Parimenti non risulta condivisibile la censura riguardo la erroneità del presupposto con riferimento alla applicazione del DM 1° aprile 1968, richiamato nel provvedimento impugnato, che definisce le distanze minime fuori dal perimetro dei centri abitati, tenuto conto dell’asserita collocazione dell’immobile in questione all’interno del centro abitato. Al riguardo, deve osservarsi che appare non sufficiente la presenza di un certo numero di edifici ai fini della configurabilità di un centro abitato, posto che risulta anche necessario a questi fini la presenza di una infrastruttura urbana, non presente invece nell’area in questione all’epoca caratterizzata da manufatti abusivi privi della caratteristica della contiguità, risultando irrilevante la più recente classificazione come centro abitato dovuta all’evoluzione dell’area negli anni successivi.

5.3. Infine, il ricorrente rileva la circostanza che nella località ove è ubicato l’immobile esistono altri fabbricati che hanno ottenuto le opportune autorizzazioni e sanatorie e contesta che il provvedimento impugnato risulterebbe contraddittorio alla luce degli altri provvedimenti di sanatoria già concessi.

Anche in questo caso, a giudizio del Collegio, non può trovare alcuna deroga il generale principio, confermato dalla giurisprudenza, secondo cui la permanenza in una situazione di antigiuridicità (illegittimità e/o illegalità), quale la realizzazione di un manufatto edilizio abusivo non può in alcun caso legittimare alcuna pretesa circa la ponderazione del conseguente intervento pubblico repressivo (per definizione doveroso e privo di profili di discrezionalità) a prassi ad usi diversi, più tolleranti o accomodanti, che potrebbero casomai, ove accertati, originare ben diverse conseguenze, anche di ordine patrimoniale e penale, a carico degli autori e dei beneficiari, ma nessun vantaggio per l’autore dello specifico abuso sanzionato, diverso dall’interesse generale al rispetto delle regole, azionabile in giudizio solo in presenza di un interesse attuale e differenziato (cfr.da ultimo, Tar Lazio, Roma, sez.
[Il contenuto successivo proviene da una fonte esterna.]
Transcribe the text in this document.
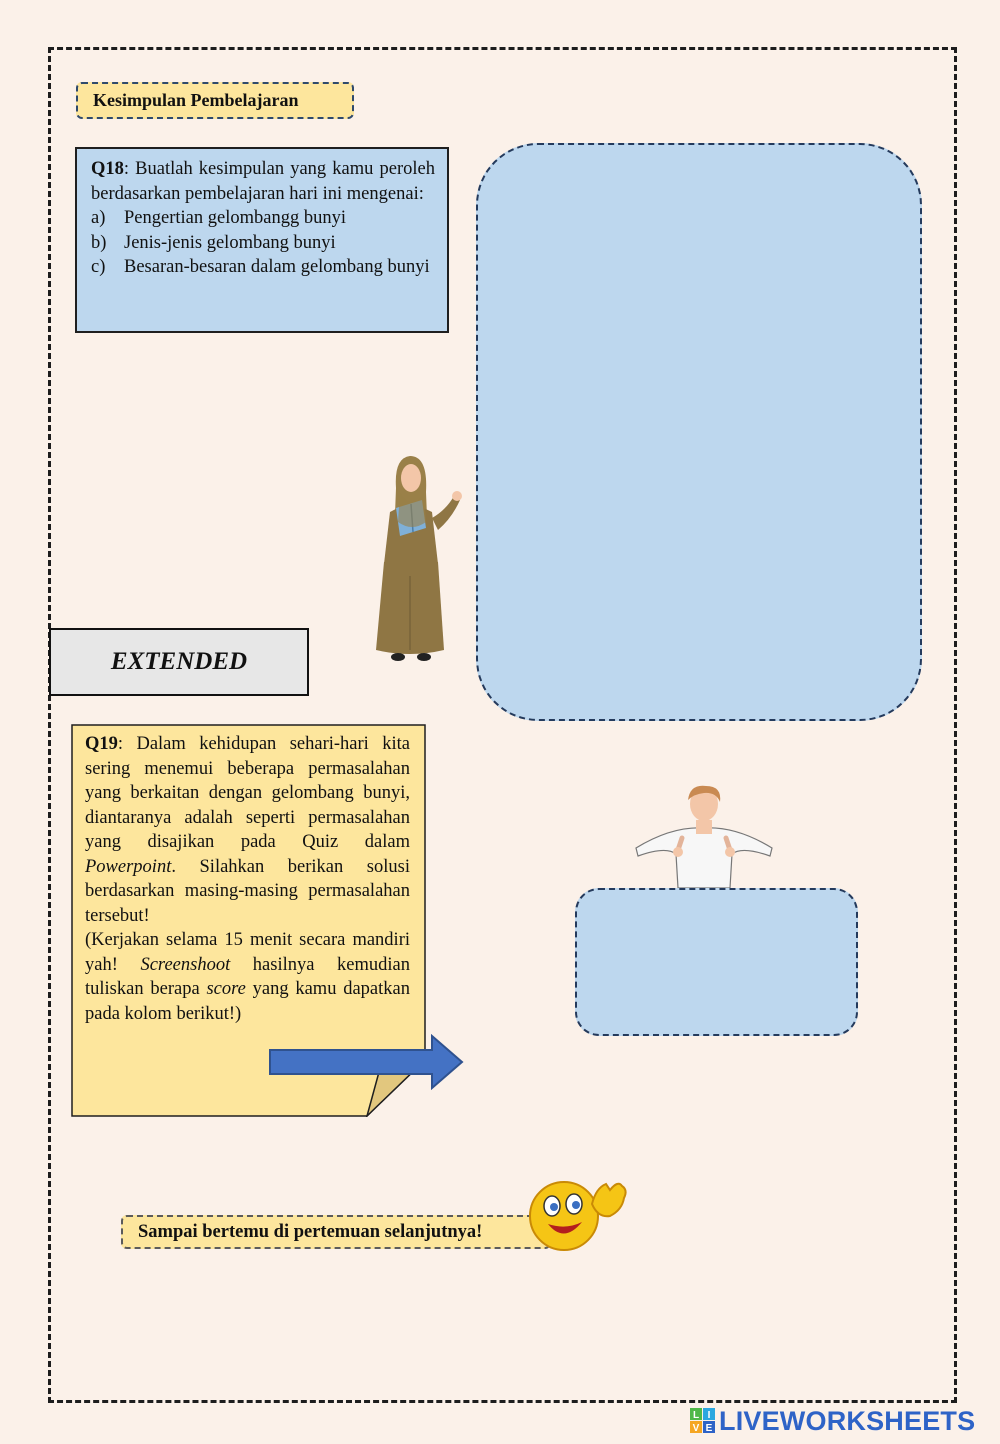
Kesimpulan Pembelajaran
Q18: Buatlah kesimpulan yang kamu peroleh berdasarkan pembelajaran hari ini mengenai:
a)	Pengertian gelombangg bunyi
b) Jenis-jenis gelombang bunyi
c)	Besaran-besaran dalam gelombang bunyi
EXTENDED
Q19: Dalam kehidupan sehari-hari kita sering menemui beberapa permasalahan yang berkaitan dengan gelombang bunyi, diantaranya adalah seperti permasalahan yang disajikan pada Quiz dalam Powerpoint. Silahkan berikan solusi berdasarkan masing-masing permasalahan tersebut!
(Kerjakan selama 15 menit secara mandiri yah! Screenshoot hasilnya kemudian tuliskan berapa score yang kamu dapatkan pada kolom berikut!)
Sampai bertemu di pertemuan selanjutnya!
L I
V E LIVEWORKSHEETS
II, bis, n.7271 del 2010 cit.; idem).

In definitiva, il ricorso deve essere respinto e sussistono, tuttavia, motivate ragioni, in relazione alla natura e complessità delle questioni giuridiche, esaminate dal Collegio in più camere di consiglio, per disporre la compensazione delle spese di giudizio fra le parti.

P.Q.M.

Il Tribunale Amministrativo Regionale per il Lazio (Sezione Seconda Bis)

definitivamente pronunciando sul ricorso, come in epigrafe proposto, lo respinge.

Dispone la compensazione delle spese di giudizio tra le parti.

Ordina che la presente sentenza sia eseguita dall’autorità amministrativa.

Testo non ufficiale. La sola stampa del bollettino ufficiale ha carattere legale.